A faint sound fell upon the stillness of the forest; they listened; it came again from the distant sea.
“I think it is the yacht,” she said.
They rose together; he took her paddle, and they walked down the jungle path to the landing. Her canoe and his spare boat lay there, floating close together.
“It will be an hour before a boat from the yacht reaches the wrecked launch,” he said. “Will you wait in my boat?”
She bent her head and laid her hand in his, stepping lightly into the bow.

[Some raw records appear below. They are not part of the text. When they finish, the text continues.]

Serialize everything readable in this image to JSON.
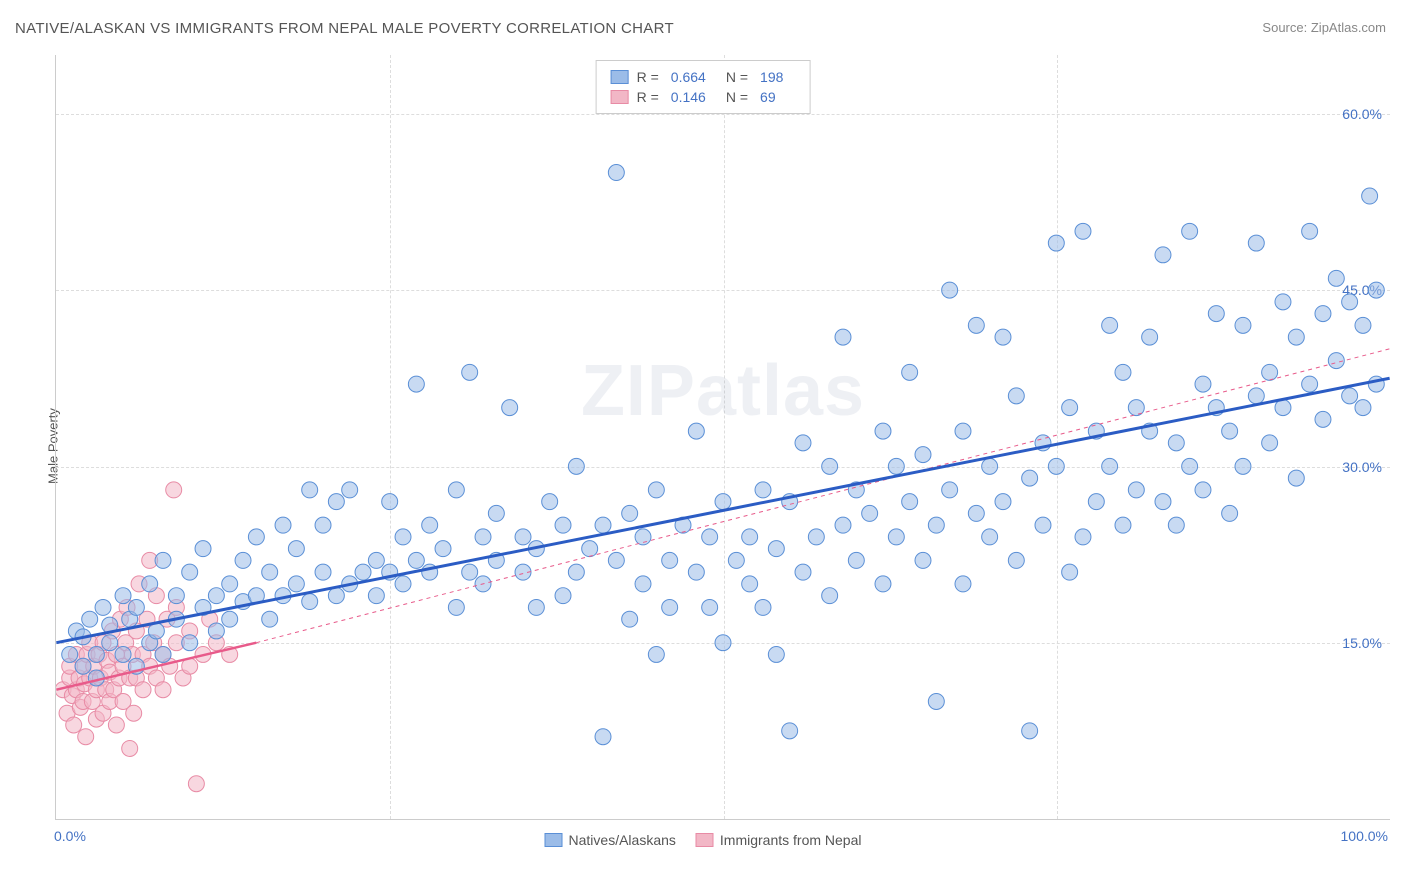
{
  "title": "NATIVE/ALASKAN VS IMMIGRANTS FROM NEPAL MALE POVERTY CORRELATION CHART",
  "source_label": "Source:",
  "source_name": "ZipAtlas.com",
  "y_axis_label": "Male Poverty",
  "watermark": "ZIPatlas",
  "chart": {
    "type": "scatter",
    "background_color": "#ffffff",
    "grid_color": "#dddddd",
    "border_color": "#cccccc",
    "xlim": [
      0,
      100
    ],
    "ylim": [
      0,
      65
    ],
    "x_ticks": [
      {
        "value": 0,
        "label": "0.0%"
      },
      {
        "value": 100,
        "label": "100.0%"
      }
    ],
    "y_ticks": [
      {
        "value": 15,
        "label": "15.0%"
      },
      {
        "value": 30,
        "label": "30.0%"
      },
      {
        "value": 45,
        "label": "45.0%"
      },
      {
        "value": 60,
        "label": "60.0%"
      }
    ],
    "x_grid_values": [
      25,
      50,
      75
    ],
    "y_grid_values": [
      15,
      30,
      45,
      60
    ],
    "tick_color": "#4472c4",
    "marker_radius": 8,
    "marker_opacity": 0.55,
    "series": [
      {
        "name": "Natives/Alaskans",
        "fill_color": "#9bbce8",
        "stroke_color": "#5a8fd6",
        "trend_color": "#2b5cc4",
        "trend_width": 3,
        "trend_dash": "none",
        "trend_line": {
          "x1": 0,
          "y1": 15,
          "x2": 100,
          "y2": 37.5
        },
        "trend_extrap": null,
        "R": "0.664",
        "N": "198",
        "points": [
          [
            1,
            14
          ],
          [
            1.5,
            16
          ],
          [
            2,
            13
          ],
          [
            2,
            15.5
          ],
          [
            2.5,
            17
          ],
          [
            3,
            14
          ],
          [
            3,
            12
          ],
          [
            3.5,
            18
          ],
          [
            4,
            15
          ],
          [
            4,
            16.5
          ],
          [
            5,
            14
          ],
          [
            5,
            19
          ],
          [
            5.5,
            17
          ],
          [
            6,
            13
          ],
          [
            6,
            18
          ],
          [
            7,
            15
          ],
          [
            7,
            20
          ],
          [
            7.5,
            16
          ],
          [
            8,
            14
          ],
          [
            8,
            22
          ],
          [
            9,
            17
          ],
          [
            9,
            19
          ],
          [
            10,
            15
          ],
          [
            10,
            21
          ],
          [
            11,
            18
          ],
          [
            11,
            23
          ],
          [
            12,
            16
          ],
          [
            12,
            19
          ],
          [
            13,
            20
          ],
          [
            13,
            17
          ],
          [
            14,
            18.5
          ],
          [
            14,
            22
          ],
          [
            15,
            19
          ],
          [
            15,
            24
          ],
          [
            16,
            17
          ],
          [
            16,
            21
          ],
          [
            17,
            25
          ],
          [
            17,
            19
          ],
          [
            18,
            20
          ],
          [
            18,
            23
          ],
          [
            19,
            18.5
          ],
          [
            19,
            28
          ],
          [
            20,
            21
          ],
          [
            20,
            25
          ],
          [
            21,
            19
          ],
          [
            21,
            27
          ],
          [
            22,
            28
          ],
          [
            22,
            20
          ],
          [
            23,
            21
          ],
          [
            24,
            19
          ],
          [
            24,
            22
          ],
          [
            25,
            27
          ],
          [
            25,
            21
          ],
          [
            26,
            20
          ],
          [
            26,
            24
          ],
          [
            27,
            37
          ],
          [
            27,
            22
          ],
          [
            28,
            21
          ],
          [
            28,
            25
          ],
          [
            29,
            23
          ],
          [
            30,
            18
          ],
          [
            30,
            28
          ],
          [
            31,
            21
          ],
          [
            31,
            38
          ],
          [
            32,
            24
          ],
          [
            32,
            20
          ],
          [
            33,
            22
          ],
          [
            33,
            26
          ],
          [
            34,
            35
          ],
          [
            35,
            21
          ],
          [
            35,
            24
          ],
          [
            36,
            18
          ],
          [
            36,
            23
          ],
          [
            37,
            27
          ],
          [
            38,
            19
          ],
          [
            38,
            25
          ],
          [
            39,
            21
          ],
          [
            39,
            30
          ],
          [
            40,
            23
          ],
          [
            41,
            7
          ],
          [
            41,
            25
          ],
          [
            42,
            55
          ],
          [
            42,
            22
          ],
          [
            43,
            17
          ],
          [
            43,
            26
          ],
          [
            44,
            24
          ],
          [
            44,
            20
          ],
          [
            45,
            14
          ],
          [
            45,
            28
          ],
          [
            46,
            22
          ],
          [
            46,
            18
          ],
          [
            47,
            25
          ],
          [
            48,
            21
          ],
          [
            48,
            33
          ],
          [
            49,
            24
          ],
          [
            49,
            18
          ],
          [
            50,
            15
          ],
          [
            50,
            27
          ],
          [
            51,
            22
          ],
          [
            52,
            20
          ],
          [
            52,
            24
          ],
          [
            53,
            28
          ],
          [
            53,
            18
          ],
          [
            54,
            23
          ],
          [
            54,
            14
          ],
          [
            55,
            7.5
          ],
          [
            55,
            27
          ],
          [
            56,
            21
          ],
          [
            56,
            32
          ],
          [
            57,
            24
          ],
          [
            58,
            19
          ],
          [
            58,
            30
          ],
          [
            59,
            25
          ],
          [
            59,
            41
          ],
          [
            60,
            22
          ],
          [
            60,
            28
          ],
          [
            61,
            26
          ],
          [
            62,
            20
          ],
          [
            62,
            33
          ],
          [
            63,
            24
          ],
          [
            63,
            30
          ],
          [
            64,
            27
          ],
          [
            64,
            38
          ],
          [
            65,
            22
          ],
          [
            65,
            31
          ],
          [
            66,
            25
          ],
          [
            66,
            10
          ],
          [
            67,
            45
          ],
          [
            67,
            28
          ],
          [
            68,
            20
          ],
          [
            68,
            33
          ],
          [
            69,
            26
          ],
          [
            69,
            42
          ],
          [
            70,
            24
          ],
          [
            70,
            30
          ],
          [
            71,
            41
          ],
          [
            71,
            27
          ],
          [
            72,
            22
          ],
          [
            72,
            36
          ],
          [
            73,
            29
          ],
          [
            73,
            7.5
          ],
          [
            74,
            32
          ],
          [
            74,
            25
          ],
          [
            75,
            49
          ],
          [
            75,
            30
          ],
          [
            76,
            21
          ],
          [
            76,
            35
          ],
          [
            77,
            24
          ],
          [
            77,
            50
          ],
          [
            78,
            33
          ],
          [
            78,
            27
          ],
          [
            79,
            42
          ],
          [
            79,
            30
          ],
          [
            80,
            25
          ],
          [
            80,
            38
          ],
          [
            81,
            28
          ],
          [
            81,
            35
          ],
          [
            82,
            33
          ],
          [
            82,
            41
          ],
          [
            83,
            27
          ],
          [
            83,
            48
          ],
          [
            84,
            32
          ],
          [
            84,
            25
          ],
          [
            85,
            50
          ],
          [
            85,
            30
          ],
          [
            86,
            37
          ],
          [
            86,
            28
          ],
          [
            87,
            35
          ],
          [
            87,
            43
          ],
          [
            88,
            33
          ],
          [
            88,
            26
          ],
          [
            89,
            42
          ],
          [
            89,
            30
          ],
          [
            90,
            49
          ],
          [
            90,
            36
          ],
          [
            91,
            38
          ],
          [
            91,
            32
          ],
          [
            92,
            35
          ],
          [
            92,
            44
          ],
          [
            93,
            29
          ],
          [
            93,
            41
          ],
          [
            94,
            37
          ],
          [
            94,
            50
          ],
          [
            95,
            34
          ],
          [
            95,
            43
          ],
          [
            96,
            39
          ],
          [
            96,
            46
          ],
          [
            97,
            36
          ],
          [
            97,
            44
          ],
          [
            98,
            42
          ],
          [
            98,
            35
          ],
          [
            98.5,
            53
          ],
          [
            99,
            45
          ],
          [
            99,
            37
          ]
        ]
      },
      {
        "name": "Immigrants from Nepal",
        "fill_color": "#f2b7c6",
        "stroke_color": "#e88ba5",
        "trend_color": "#e85a8a",
        "trend_width": 2.5,
        "trend_dash": "none",
        "trend_line": {
          "x1": 0,
          "y1": 11,
          "x2": 15,
          "y2": 15
        },
        "trend_extrap": {
          "x1": 15,
          "y1": 15,
          "x2": 100,
          "y2": 40,
          "dash": "4,4",
          "width": 1
        },
        "R": "0.146",
        "N": "69",
        "points": [
          [
            0.5,
            11
          ],
          [
            0.8,
            9
          ],
          [
            1,
            12
          ],
          [
            1,
            13
          ],
          [
            1.2,
            10.5
          ],
          [
            1.3,
            8
          ],
          [
            1.5,
            11
          ],
          [
            1.5,
            14
          ],
          [
            1.7,
            12
          ],
          [
            1.8,
            9.5
          ],
          [
            2,
            13
          ],
          [
            2,
            10
          ],
          [
            2.1,
            11.5
          ],
          [
            2.2,
            7
          ],
          [
            2.3,
            14
          ],
          [
            2.5,
            12
          ],
          [
            2.5,
            15
          ],
          [
            2.7,
            10
          ],
          [
            2.8,
            13
          ],
          [
            3,
            11
          ],
          [
            3,
            8.5
          ],
          [
            3.2,
            14
          ],
          [
            3.3,
            12
          ],
          [
            3.5,
            9
          ],
          [
            3.5,
            15
          ],
          [
            3.7,
            11
          ],
          [
            3.8,
            13.5
          ],
          [
            4,
            10
          ],
          [
            4,
            12.5
          ],
          [
            4.2,
            16
          ],
          [
            4.3,
            11
          ],
          [
            4.5,
            8
          ],
          [
            4.5,
            14
          ],
          [
            4.7,
            12
          ],
          [
            4.8,
            17
          ],
          [
            5,
            13
          ],
          [
            5,
            10
          ],
          [
            5.2,
            15
          ],
          [
            5.3,
            18
          ],
          [
            5.5,
            12
          ],
          [
            5.5,
            6
          ],
          [
            5.7,
            14
          ],
          [
            5.8,
            9
          ],
          [
            6,
            16
          ],
          [
            6,
            12
          ],
          [
            6.2,
            20
          ],
          [
            6.5,
            14
          ],
          [
            6.5,
            11
          ],
          [
            6.8,
            17
          ],
          [
            7,
            13
          ],
          [
            7,
            22
          ],
          [
            7.3,
            15
          ],
          [
            7.5,
            12
          ],
          [
            7.5,
            19
          ],
          [
            8,
            14
          ],
          [
            8,
            11
          ],
          [
            8.3,
            17
          ],
          [
            8.5,
            13
          ],
          [
            8.8,
            28
          ],
          [
            9,
            15
          ],
          [
            9,
            18
          ],
          [
            9.5,
            12
          ],
          [
            10,
            16
          ],
          [
            10,
            13
          ],
          [
            10.5,
            3
          ],
          [
            11,
            14
          ],
          [
            11.5,
            17
          ],
          [
            12,
            15
          ],
          [
            13,
            14
          ]
        ]
      }
    ],
    "legend_bottom": [
      {
        "swatch_fill": "#9bbce8",
        "swatch_stroke": "#5a8fd6",
        "label": "Natives/Alaskans"
      },
      {
        "swatch_fill": "#f2b7c6",
        "swatch_stroke": "#e88ba5",
        "label": "Immigrants from Nepal"
      }
    ]
  }
}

“Cast off and row me a little way,” she said, leaning back in the stern. “Isn’t this lagoon wonderful? See the color in water and sky. How green the forest is!—green as a young woodland in April. And the reeds are green and gold, and the west is all gold. Look at that great white bird—with wings like an angel’s! What is that heavenly odor from the forest? Oh,” she sighed, elbows on knees, “this is too delicious to be real!”
A moment later she began, irrelevantly: “Ethics! Ethics! who can teach them? One must know, and heed no teaching. All preconceived ideas may be wrong; I am quite sure I was wrong—sometimes.”
And again irrelevantly, “I was horribly intolerant once.”